Fukushima residents to 'come home'
Japan's government is to allow some residents around the crippled Fukushima nuclear plant to return to their homes to live for the first time since the March, 2011 disaster, CNN reported.
Tens of thousands of people were evacuated and a 20-kilometer (12-mile) exclusion zone declared around the plant after a devastating earthquake and tsunami triggered a reactor meltdown -- the world's worst nuclear disaster since Chernobyl in 1986 -- causing high levels of radioactive contamination.
Once bustling communities in this pocket of eastern Japan were turned into ghost towns.

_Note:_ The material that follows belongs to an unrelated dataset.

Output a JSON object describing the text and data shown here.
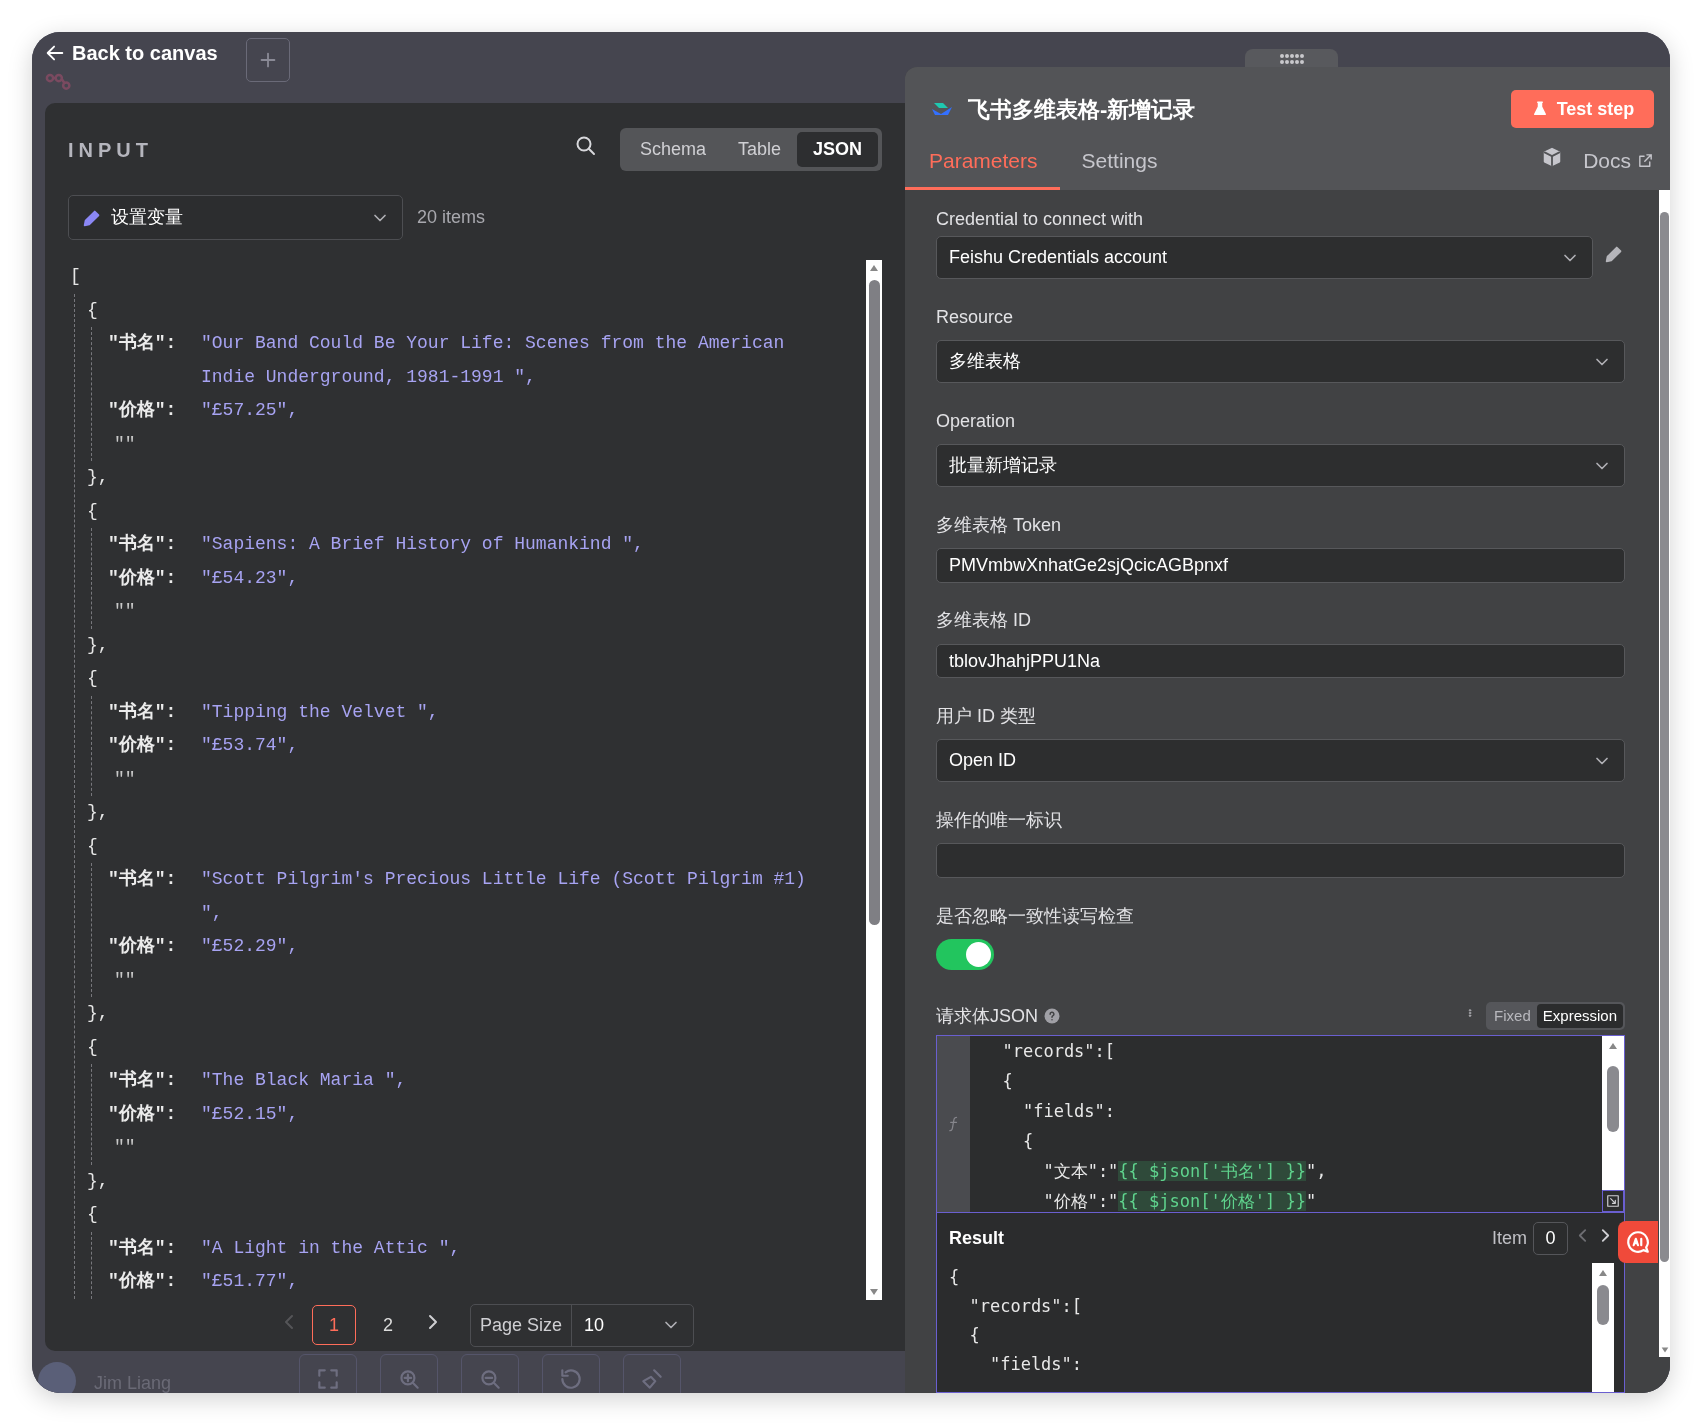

But on April 1, some 350 people from the Miyakoji district of Tamura city will be allowed to head back to their homes permanently, according to the country's Reconstruction Agency. Some 31,000 people could eventually return home, it added.
The government says about 138,000 Fukushima residents are still living in temporary accommodation.
At a meeting Sunday, Miyakoji residents were told that radiation contamination levels had lowered sufficiently for their return to the area -- though some voiced concern over existing radiation levels despite decontamination efforts around some communities.
Areas are declared suitable for habitation if residents are exposed to a maximum of 20 millisieverts of radiation per year. Officials have said they would like to get radiation exposure down to one millisievert a year.